When the plan looks right, approve it or give feedback. If you exit Plan Mode, the agent can move from planning into implementation.

Fast Mode

Fast Mode prioritizes speed. Use it for narrow edits, simple fixes, and quick follow-up work.

Avoid Fast Mode when the task needs careful codebase analysis, large refactors, or high-stakes reasoning.

Thinking and reasoning controls

Some models expose thinking or reasoning controls. Higher settings give the agent more room to reason before answering, but may take longer or use more credits.

Use higher reasoning for architecture, debugging, migrations, and code review.
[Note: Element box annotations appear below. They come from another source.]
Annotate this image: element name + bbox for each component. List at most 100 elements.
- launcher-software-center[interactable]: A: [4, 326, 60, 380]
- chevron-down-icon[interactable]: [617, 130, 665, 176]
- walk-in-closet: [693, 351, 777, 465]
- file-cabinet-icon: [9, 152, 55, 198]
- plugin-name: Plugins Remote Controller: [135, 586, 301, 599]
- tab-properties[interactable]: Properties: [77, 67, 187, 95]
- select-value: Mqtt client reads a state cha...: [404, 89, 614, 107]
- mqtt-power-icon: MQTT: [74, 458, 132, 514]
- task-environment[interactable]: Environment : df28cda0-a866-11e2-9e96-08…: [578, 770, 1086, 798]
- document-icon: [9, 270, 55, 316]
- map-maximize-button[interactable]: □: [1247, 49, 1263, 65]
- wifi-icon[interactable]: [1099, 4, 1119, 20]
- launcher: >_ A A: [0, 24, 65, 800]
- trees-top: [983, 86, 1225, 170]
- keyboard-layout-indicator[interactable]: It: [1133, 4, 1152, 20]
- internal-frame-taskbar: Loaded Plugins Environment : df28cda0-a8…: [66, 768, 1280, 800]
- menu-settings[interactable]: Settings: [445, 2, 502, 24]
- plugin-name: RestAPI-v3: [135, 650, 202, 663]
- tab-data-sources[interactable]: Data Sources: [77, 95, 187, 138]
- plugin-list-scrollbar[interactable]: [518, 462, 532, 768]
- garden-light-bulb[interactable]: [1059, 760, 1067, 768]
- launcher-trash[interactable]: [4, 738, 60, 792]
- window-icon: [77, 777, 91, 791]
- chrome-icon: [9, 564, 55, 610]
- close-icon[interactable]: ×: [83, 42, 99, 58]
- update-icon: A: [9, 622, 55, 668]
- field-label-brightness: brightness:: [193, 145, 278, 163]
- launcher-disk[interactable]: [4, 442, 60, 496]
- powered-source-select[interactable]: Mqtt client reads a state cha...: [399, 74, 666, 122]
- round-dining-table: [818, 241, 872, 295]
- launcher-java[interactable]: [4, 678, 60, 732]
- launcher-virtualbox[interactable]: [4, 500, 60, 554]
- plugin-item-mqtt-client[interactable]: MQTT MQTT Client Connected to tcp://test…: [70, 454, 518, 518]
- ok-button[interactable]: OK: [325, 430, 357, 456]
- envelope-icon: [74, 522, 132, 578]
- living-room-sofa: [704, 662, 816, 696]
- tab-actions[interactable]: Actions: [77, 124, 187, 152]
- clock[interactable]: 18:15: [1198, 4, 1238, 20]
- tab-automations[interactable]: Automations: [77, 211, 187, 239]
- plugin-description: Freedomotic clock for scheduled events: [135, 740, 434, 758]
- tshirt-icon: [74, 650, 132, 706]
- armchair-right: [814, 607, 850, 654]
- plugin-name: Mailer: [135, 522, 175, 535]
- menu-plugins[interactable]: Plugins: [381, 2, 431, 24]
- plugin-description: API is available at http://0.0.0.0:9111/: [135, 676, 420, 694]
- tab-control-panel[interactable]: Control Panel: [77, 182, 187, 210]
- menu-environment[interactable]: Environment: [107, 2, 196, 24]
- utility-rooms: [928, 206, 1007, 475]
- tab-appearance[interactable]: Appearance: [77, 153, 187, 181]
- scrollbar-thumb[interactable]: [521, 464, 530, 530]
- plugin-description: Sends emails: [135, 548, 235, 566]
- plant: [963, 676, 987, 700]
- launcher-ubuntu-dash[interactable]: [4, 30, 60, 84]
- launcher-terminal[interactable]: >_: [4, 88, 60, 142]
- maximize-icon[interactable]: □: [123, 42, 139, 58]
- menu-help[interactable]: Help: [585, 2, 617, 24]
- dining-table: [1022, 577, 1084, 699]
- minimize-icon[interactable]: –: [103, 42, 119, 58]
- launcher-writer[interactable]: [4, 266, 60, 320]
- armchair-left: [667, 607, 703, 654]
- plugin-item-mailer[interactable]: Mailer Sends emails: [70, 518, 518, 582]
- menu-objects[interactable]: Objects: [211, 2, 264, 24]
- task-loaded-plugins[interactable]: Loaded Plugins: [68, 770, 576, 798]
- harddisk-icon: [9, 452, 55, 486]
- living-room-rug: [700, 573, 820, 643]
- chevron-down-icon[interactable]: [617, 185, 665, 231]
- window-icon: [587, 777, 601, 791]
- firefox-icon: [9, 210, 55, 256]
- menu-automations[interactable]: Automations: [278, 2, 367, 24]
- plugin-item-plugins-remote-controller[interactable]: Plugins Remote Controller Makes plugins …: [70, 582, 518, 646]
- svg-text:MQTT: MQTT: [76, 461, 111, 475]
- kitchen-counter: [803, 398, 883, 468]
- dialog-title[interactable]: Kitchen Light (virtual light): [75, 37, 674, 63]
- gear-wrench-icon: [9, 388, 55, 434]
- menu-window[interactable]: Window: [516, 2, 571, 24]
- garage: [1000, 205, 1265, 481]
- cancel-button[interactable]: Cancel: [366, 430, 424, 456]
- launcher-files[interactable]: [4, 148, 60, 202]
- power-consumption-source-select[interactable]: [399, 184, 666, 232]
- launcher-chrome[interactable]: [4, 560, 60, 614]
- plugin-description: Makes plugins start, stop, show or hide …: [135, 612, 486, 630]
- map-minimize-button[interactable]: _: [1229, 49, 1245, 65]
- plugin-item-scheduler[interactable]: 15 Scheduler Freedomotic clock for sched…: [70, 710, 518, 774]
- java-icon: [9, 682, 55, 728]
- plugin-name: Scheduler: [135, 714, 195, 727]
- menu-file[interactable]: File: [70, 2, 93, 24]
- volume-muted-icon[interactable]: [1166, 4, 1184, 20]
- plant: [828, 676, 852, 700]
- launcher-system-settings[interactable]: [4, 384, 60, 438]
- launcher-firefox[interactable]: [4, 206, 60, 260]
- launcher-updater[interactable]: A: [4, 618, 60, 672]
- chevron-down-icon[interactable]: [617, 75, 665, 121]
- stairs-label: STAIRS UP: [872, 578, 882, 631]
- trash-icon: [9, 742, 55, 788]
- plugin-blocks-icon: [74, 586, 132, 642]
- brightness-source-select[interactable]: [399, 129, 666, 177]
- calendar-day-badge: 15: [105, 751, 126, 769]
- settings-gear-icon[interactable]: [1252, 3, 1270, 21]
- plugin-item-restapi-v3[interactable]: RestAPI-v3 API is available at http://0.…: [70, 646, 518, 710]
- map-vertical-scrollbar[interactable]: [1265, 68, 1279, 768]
Use lower reasoning for straightforward edits and short questions.

Codex personalities

Codex sessions can use personalities to change how Codex approaches work. Personalities are session-level controls. Use them when you want a different working style without changing repository instructions.

Skills

Codex and Claude Code can use skills in Conductor. If you already have repo or user skills for one agent, you can often reuse them so both agents follow the same project conventions.

Run agents together

Use separate tabs when you want Claude Code, Codex, or Cursor to work in the same workspace. Use separate workspaces when the work should happen on different branches.

Repository guidance

Mode controls are temporary. For durable guidance, use Repository Settings or checked-in instruction files such as AGENTS.md, CLAUDE.md, or skills.